Rome – From today it will be less easy to work from home: due to the opportunity but also the burden of producing directly from home we are returning to the old rules. But the possibilities offered by smart work (reconciling family time, less pollution and congestion in cities, for example) have left their mark and an evolution of this instrument is now hypothesized. Not only that: the discussion on the short week is also starting to take shape in Parliament: the examination of the opposition's bill begins on Thursday in the representative office of the Chamber's Labor Commission.
Starting from today, the smart working guaranteed by the simplified procedures activated during Covid (for example for some pathologies) ends and it will only be possible to rely on individual agreements between company and workers. A new phase for a growing phenomenon: after the peaks of the pandemic and a gradual reduction in the last two years, in 2023 remote workers in our country will settle at 3.585 million, slightly growing compared to the 3.570 million in 2022, but well 541% more than pre-Covid. In 2024 it is estimated there will be 3.65 million smart workers in Italy, found the Smart Working Observatory of the School of Management of the Polytechnic of Milan. In this scenario “we therefore return to the model established in 2017. Covid had led to a massive use of the tool, which migrated from organizational innovation towards an emergency purpose. This generated two system effects: on the one hand by decoupling smart working with a strictly entrepreneurial purpose, but on the other hand it has demonstrated its wide practicability and its benefits also on a social level”, observes the labor law expert Francesco Rotondi, CNEL advisor and founder of the LabLaw firm.

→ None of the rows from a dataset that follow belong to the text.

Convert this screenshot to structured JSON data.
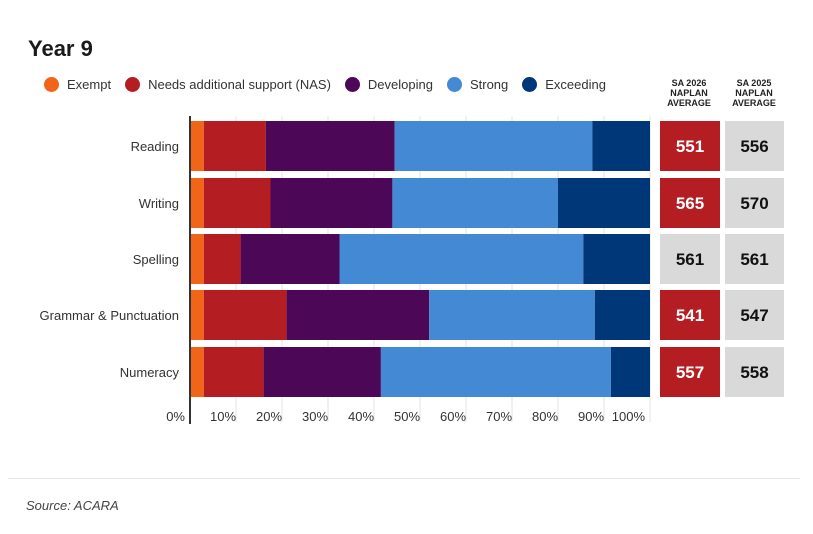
{
  "title": "Year 9",
  "source": "Source: ACARA",
  "legend": [
    {
      "label": "Exempt",
      "color": "#f26418"
    },
    {
      "label": "Needs additional support (NAS)",
      "color": "#b41e23"
    },
    {
      "label": "Developing",
      "color": "#4d0757"
    },
    {
      "label": "Strong",
      "color": "#4489d4"
    },
    {
      "label": "Exceeding",
      "color": "#003779"
    }
  ],
  "columns": {
    "sa2026": "SA 2026 NAPLAN AVERAGE",
    "sa2025": "SA 2025 NAPLAN AVERAGE"
  },
  "highlight_color": "#b41e23",
  "neutral_color": "#d9d9d9",
  "chart_data": {
    "type": "bar",
    "orientation": "horizontal",
    "stacked": true,
    "categories": [
      "Reading",
      "Writing",
      "Spelling",
      "Grammar & Punctuation",
      "Numeracy"
    ],
    "series": [
      {
        "name": "Exempt",
        "values": [
          3,
          3,
          3,
          3,
          3
        ]
      },
      {
        "name": "Needs additional support (NAS)",
        "values": [
          13.5,
          14.5,
          8,
          18,
          13
        ]
      },
      {
        "name": "Developing",
        "values": [
          28,
          26.5,
          21.5,
          31,
          25.5
        ]
      },
      {
        "name": "Strong",
        "values": [
          43,
          36,
          53,
          36,
          50
        ]
      },
      {
        "name": "Exceeding",
        "values": [
          12.5,
          20,
          14.5,
          12,
          8.5
        ]
      }
    ],
    "xlim": [
      0,
      100
    ],
    "xticks": [
      "0%",
      "10%",
      "20%",
      "30%",
      "40%",
      "50%",
      "60%",
      "70%",
      "80%",
      "90%",
      "100%"
    ],
    "sa2026_average": [
      551,
      565,
      561,
      541,
      557
    ],
    "sa2025_average": [
      556,
      570,
      561,
      547,
      558
    ],
    "sa2026_highlighted": [
      true,
      true,
      false,
      true,
      true
    ]
  }
}
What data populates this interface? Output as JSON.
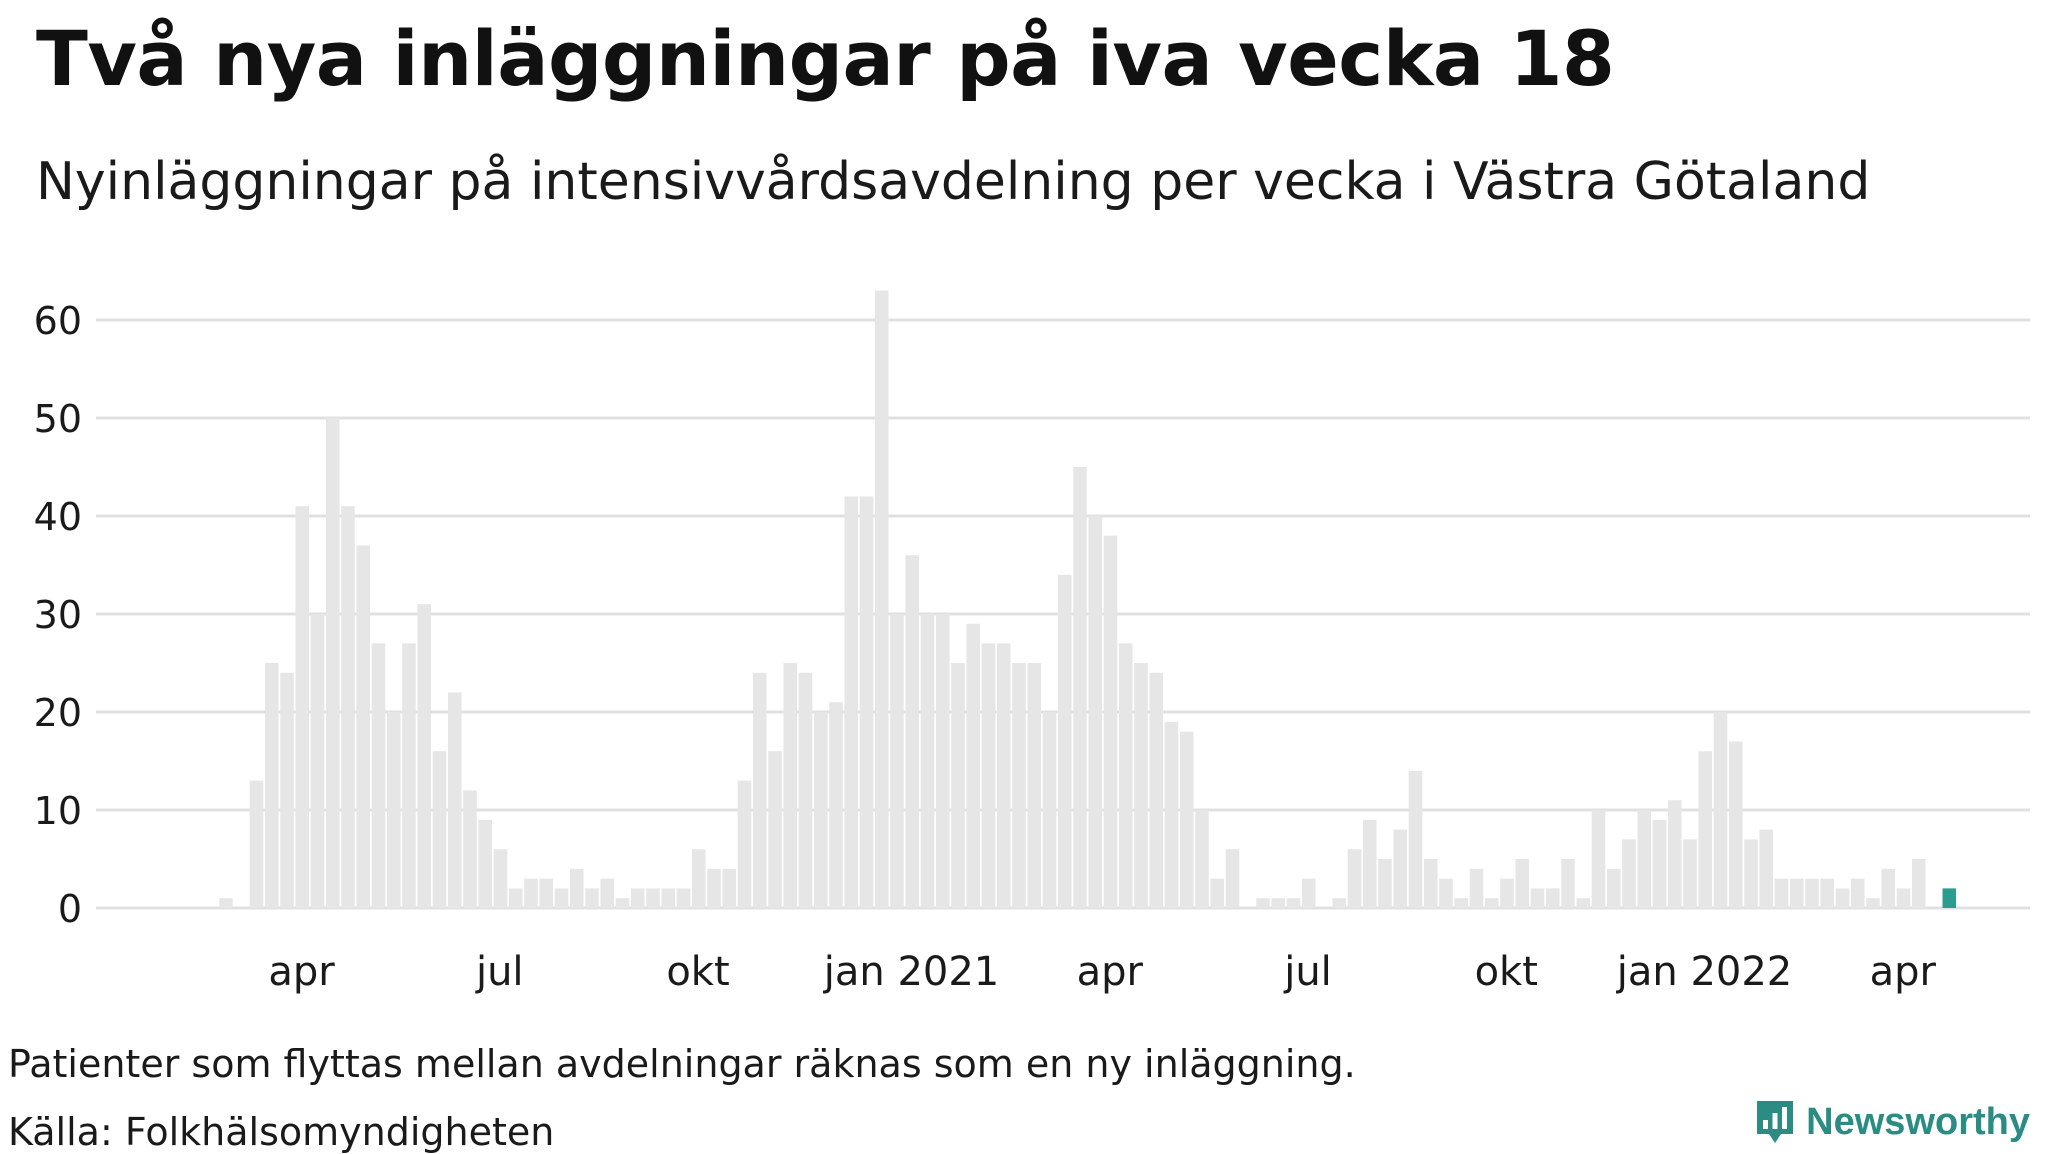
{
  "title": "Två nya inläggningar på iva vecka 18",
  "subtitle": "Nyinläggningar på intensivvårdsavdelning per vecka i Västra Götaland",
  "note": "Patienter som flyttas mellan avdelningar räknas som en ny inläggning.",
  "source": "Källa: Folkhälsomyndigheten",
  "brand": {
    "name": "Newsworthy",
    "icon": "newsworthy-logo-icon",
    "color": "#2a8c82"
  },
  "colors": {
    "bar": "#e6e6e6",
    "highlight": "#2a9d8f",
    "grid": "#e0e0e0"
  },
  "chart_data": {
    "type": "bar",
    "ylim": [
      0,
      63
    ],
    "yticks": [
      0,
      10,
      20,
      30,
      40,
      50,
      60
    ],
    "xtick_labels": [
      "apr",
      "jul",
      "okt",
      "jan 2021",
      "apr",
      "jul",
      "okt",
      "jan 2022",
      "apr"
    ],
    "highlight_last": true,
    "values": [
      0,
      1,
      0,
      13,
      25,
      24,
      41,
      30,
      50,
      41,
      37,
      27,
      20,
      27,
      31,
      16,
      22,
      12,
      9,
      6,
      2,
      3,
      3,
      2,
      4,
      2,
      3,
      1,
      2,
      2,
      2,
      2,
      6,
      4,
      4,
      13,
      24,
      16,
      25,
      24,
      20,
      21,
      42,
      42,
      63,
      30,
      36,
      30,
      30,
      25,
      29,
      27,
      27,
      25,
      25,
      20,
      34,
      45,
      40,
      38,
      27,
      25,
      24,
      19,
      18,
      10,
      3,
      6,
      0,
      1,
      1,
      1,
      3,
      0,
      1,
      6,
      9,
      5,
      8,
      14,
      5,
      3,
      1,
      4,
      1,
      3,
      5,
      2,
      2,
      5,
      1,
      10,
      4,
      7,
      10,
      9,
      11,
      7,
      16,
      20,
      17,
      7,
      8,
      3,
      3,
      3,
      3,
      2,
      3,
      1,
      4,
      2,
      5,
      0,
      2
    ]
  }
}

Again according to the Polytechnic of Milan, almost all large companies (96%) included smart working initiatives within them, largely with structured models, and with 20% of companies committed to extending the application to technical and operational profiles as well previously excluded. Smart working was also present in 56% of SMEs and 61% of public bodies, with structured initiatives present especially in larger entities. Smart working – the Polytechnic of Milan still found – has generated important effects on the environment: 2 days a week of remote working avoids the emission of 480kg of CO2 per person per year thanks to the reduction in travel and less use of offices. Important transformations also affected habits: 44% of those who worked remotely did so – at least on some occasions – from places other than their home, such as coworking spaces, other company offices or other places in the city. “The first phase of skepticism was followed by a phase of excessive optimism, which in some respects underestimated the need to combine smart working with the 'organizational style' of companies”, underlines Rotondi. “The starting point – he continues – for a mature analysis of smart working should be the rethinking of the modus operandi of subordination, which must increasingly tend to strengthen the link between the way of providing the performance and the results expected by the entrepreneur. This connection it is inherent in the very nature of smart working, as work that cannot be measured based only on the time of performance, with subjection to controls in the workplace, but also and above all based on the results produced”. Because of this “the need for a regulatory restyling is being discussed of the 2017 law, although the greatest criticality appears to be that which concerns the adaptation of the company organization to the instrument. Because a social demand has forcefully emerged that identifies smart working as a very effective tool for reconciling work, care and life times, which goes as far as invoking a 'right' to smart working”, he concludes.